Cumhurbaşkanı Recep Tayyip Erdoğan'ın Hafize Gaye Erkan’a yönelik güveni son ana kadar neredeyse hiç sarsılmadı. Ancak Maliye Bakanı Mehmet Şimşek gibi yaklaşık 1,1 trilyon dolarlık ekonomiyi “düzeltme” misyonunda olan diğer "ağır topların" güvenini kaybetmiş olması onun felaketini getirdi.

Bloomberg'in aktardığına göre, İsimlerinin açıklanmasını istemeyen ve tartışmalar hakkında bilgi sahibi kişiler, Erkan'ın personeliyle yaşadığı çatışmaların ardından yaklaşık sekiz aylık görev süresinin sona ermesinin başarısızlıkla sonuçlanan bir güç oyununun sonucu olduğunu söyledi. 
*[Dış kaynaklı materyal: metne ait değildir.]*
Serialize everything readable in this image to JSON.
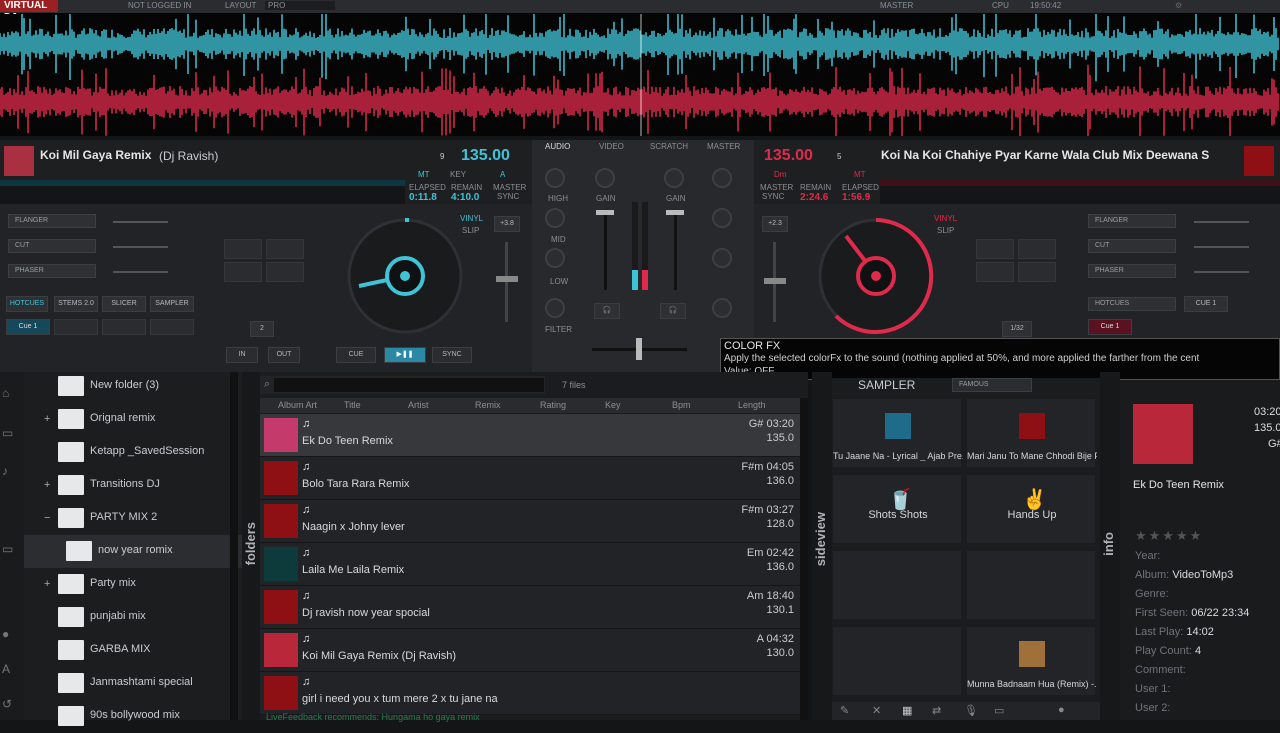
{
  "topbar": {
    "logo": "VIRTUAL DJ",
    "login": "NOT LOGGED IN",
    "layout_label": "LAYOUT",
    "layout_value": "PRO",
    "master": "MASTER",
    "cpu": "CPU",
    "time": "19:50:42"
  },
  "deck_left": {
    "title": "Koi Mil Gaya Remix",
    "artist": "(Dj Ravish)",
    "bpm": "135.00",
    "key_label": "KEY",
    "key": "A",
    "mt": "MT",
    "elapsed_label": "ELAPSED",
    "elapsed": "0:11.8",
    "remain_label": "REMAIN",
    "remain": "4:10.0",
    "master_label": "MASTER",
    "sync_label": "SYNC",
    "pitch": "+3.8",
    "beat_count": "9",
    "effects": [
      "FLANGER",
      "CUT",
      "PHASER"
    ],
    "tabs": [
      "HOTCUES",
      "STEMS 2.0",
      "SLICER",
      "SAMPLER"
    ],
    "cue1": "Cue 1",
    "loop": "2",
    "buttons": {
      "in": "IN",
      "out": "OUT",
      "cue": "CUE",
      "play": "▶❚❚",
      "sync": "SYNC"
    },
    "vinyl": "VINYL",
    "slip": "SLIP"
  },
  "deck_right": {
    "title": "Koi Na Koi Chahiye Pyar Karne Wala  Club Mix  Deewana  S",
    "bpm": "135.00",
    "key": "Dm",
    "mt": "MT",
    "master_label": "MASTER",
    "sync_label": "SYNC",
    "remain_label": "REMAIN",
    "elapsed_label": "ELAPSED",
    "remain": "2:24.6",
    "elapsed": "1:56.9",
    "pitch": "+2.3",
    "beat_count": "5",
    "effects": [
      "FLANGER",
      "CUT",
      "PHASER"
    ],
    "tabs": [
      "HOTCUES",
      "CUE 1"
    ],
    "cue1": "Cue 1",
    "loop": "1/32",
    "vinyl": "VINYL",
    "slip": "SLIP"
  },
  "mixer": {
    "tabs": [
      "AUDIO",
      "VIDEO",
      "SCRATCH",
      "MASTER"
    ],
    "labels": [
      "HIGH",
      "MID",
      "LOW",
      "FILTER",
      "GAIN"
    ]
  },
  "tooltip": {
    "title": "COLOR FX",
    "text": "Apply the selected colorFx to the sound (nothing applied at 50%, and more applied the farther from the cent",
    "value": "Value: OFF"
  },
  "folders": {
    "tab": "folders",
    "items": [
      {
        "label": "New folder (3)",
        "expand": ""
      },
      {
        "label": "Orignal remix",
        "expand": "+"
      },
      {
        "label": "Ketapp _SavedSession",
        "expand": ""
      },
      {
        "label": "Transitions DJ",
        "expand": "+"
      },
      {
        "label": "PARTY MIX 2",
        "expand": "−"
      },
      {
        "label": "now year romix",
        "expand": ""
      },
      {
        "label": "Party mix",
        "expand": "+"
      },
      {
        "label": "punjabi mix",
        "expand": ""
      },
      {
        "label": "GARBA MIX",
        "expand": ""
      },
      {
        "label": "Janmashtami special",
        "expand": ""
      },
      {
        "label": "90s bollywood mix",
        "expand": ""
      }
    ]
  },
  "browser": {
    "files": "7 files",
    "columns": [
      "Album Art",
      "Title",
      "Artist",
      "Remix",
      "Rating",
      "Key",
      "Bpm",
      "Length"
    ],
    "rows": [
      {
        "title": "Ek Do Teen Remix",
        "key": "G#",
        "length": "03:20",
        "bpm": "135.0"
      },
      {
        "title": "Bolo Tara Rara Remix",
        "key": "F#m",
        "length": "04:05",
        "bpm": "136.0"
      },
      {
        "title": "Naagin x Johny lever",
        "key": "F#m",
        "length": "03:27",
        "bpm": "128.0"
      },
      {
        "title": "Laila Me Laila Remix",
        "key": "Em",
        "length": "02:42",
        "bpm": "136.0"
      },
      {
        "title": "Dj ravish now year spocial",
        "key": "Am",
        "length": "18:40",
        "bpm": "130.1"
      },
      {
        "title": "Koi Mil Gaya Remix (Dj Ravish)",
        "key": "A",
        "length": "04:32",
        "bpm": "130.0"
      },
      {
        "title": "girl i need you x tum mere 2 x tu jane na",
        "key": "",
        "length": "",
        "bpm": ""
      }
    ],
    "recommend": "LiveFeedback recommends: Hungama ho gaya remix"
  },
  "sampler": {
    "tab": "sideview",
    "header": "SAMPLER",
    "bank": "FAMOUS",
    "cells": [
      "Tu Jaane Na - Lyrical _ Ajab Pre...",
      "Mari Janu To Mane Chhodi Bije P...",
      "Shots Shots",
      "Hands Up",
      "",
      "",
      "",
      "Munna Badnaam Hua (Remix) -..."
    ]
  },
  "info": {
    "tab": "info",
    "title": "Ek Do Teen Remix",
    "length": "03:20",
    "bpm": "135.0",
    "key": "G#",
    "fields": [
      {
        "k": "Year:",
        "v": ""
      },
      {
        "k": "Album:",
        "v": "VideoToMp3"
      },
      {
        "k": "Genre:",
        "v": ""
      },
      {
        "k": "First Seen:",
        "v": "06/22 23:34"
      },
      {
        "k": "Last Play:",
        "v": "14:02"
      },
      {
        "k": "Play Count:",
        "v": "4"
      },
      {
        "k": "Comment:",
        "v": ""
      },
      {
        "k": "User 1:",
        "v": ""
      },
      {
        "k": "User 2:",
        "v": ""
      }
    ]
  },
  "colors": {
    "deck_left": "#3fc4d6",
    "deck_right": "#e02a4c"
  }
}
 yaklaşık on yılını Goldman Sachs Group Inc. şirketinde geçiren Türkiye'nin ilk kadın merkez bankası başkanı, bunu "büyük bir karakter suikastı kampanyası" olarak gördüğünü ve ailesi ile küçük çocuğunu korumak için istifa ettiğini söyledi.
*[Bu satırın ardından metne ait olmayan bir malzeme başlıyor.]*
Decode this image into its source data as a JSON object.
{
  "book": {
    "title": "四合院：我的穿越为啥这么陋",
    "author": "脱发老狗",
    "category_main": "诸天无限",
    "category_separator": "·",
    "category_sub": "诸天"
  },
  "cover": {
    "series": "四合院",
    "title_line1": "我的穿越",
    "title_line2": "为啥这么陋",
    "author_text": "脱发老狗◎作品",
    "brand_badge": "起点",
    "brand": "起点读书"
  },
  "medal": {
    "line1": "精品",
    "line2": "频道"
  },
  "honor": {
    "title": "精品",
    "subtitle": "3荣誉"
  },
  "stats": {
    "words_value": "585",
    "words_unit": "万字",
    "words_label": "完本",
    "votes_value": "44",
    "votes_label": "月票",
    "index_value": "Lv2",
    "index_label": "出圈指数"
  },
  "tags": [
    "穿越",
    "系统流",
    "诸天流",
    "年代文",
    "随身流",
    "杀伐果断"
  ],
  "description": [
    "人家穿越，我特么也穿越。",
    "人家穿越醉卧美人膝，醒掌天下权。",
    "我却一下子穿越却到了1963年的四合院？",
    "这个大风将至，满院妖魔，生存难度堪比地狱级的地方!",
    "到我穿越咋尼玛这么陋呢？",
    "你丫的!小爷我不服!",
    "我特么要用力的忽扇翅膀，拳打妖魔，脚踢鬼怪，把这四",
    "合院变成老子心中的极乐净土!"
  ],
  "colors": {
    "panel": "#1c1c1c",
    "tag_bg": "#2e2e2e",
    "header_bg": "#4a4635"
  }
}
Erdoğan'ın geçtiğimiz mayıs ayında yeniden seçilmesinin ardından Erkan'ın -Şimşek'le birlikte geleneksel politikalara dönüşün ortasında- övgülere mazhar olması, bir ödemeler dengesi krizini ve potansiyel olarak düzensiz bir para birimi devalüasyonu riskini ortadan kaldırdı.

Ancak perde arkasında, Erdoğan tarafından atanan teknokratlar grubunun arasında göreve başladıktan ancak birkaç ay sonra çatlaklar göstermeye başladığı belirtiliyor.

LinkedIn profiline göre, 20 yılı aşkın bir süre ABD'de yaşayan ve Princeton Üniversitesi'nde finans mühendisliği ve uygulamalı matematik alanında doktora yapan Erkan, geçtiğimiz Haziran ayında Türkiye'ye döndüğünde ülkesindeki pek çok kişi için tanınmayan birisiydi.

Erkan, First Republic Bank'ta yaklaşık sekiz yıl çalıştıktan sonra Türkiye'deki görevine başladı; yaklaşık altı ay bu bankanın eş başkanlığını yürüttü ve ardından birkaç ay New York merkezli ticari gayrimenkul kredisi veren Greystone'un icra kurulu başkanlığını yaptı.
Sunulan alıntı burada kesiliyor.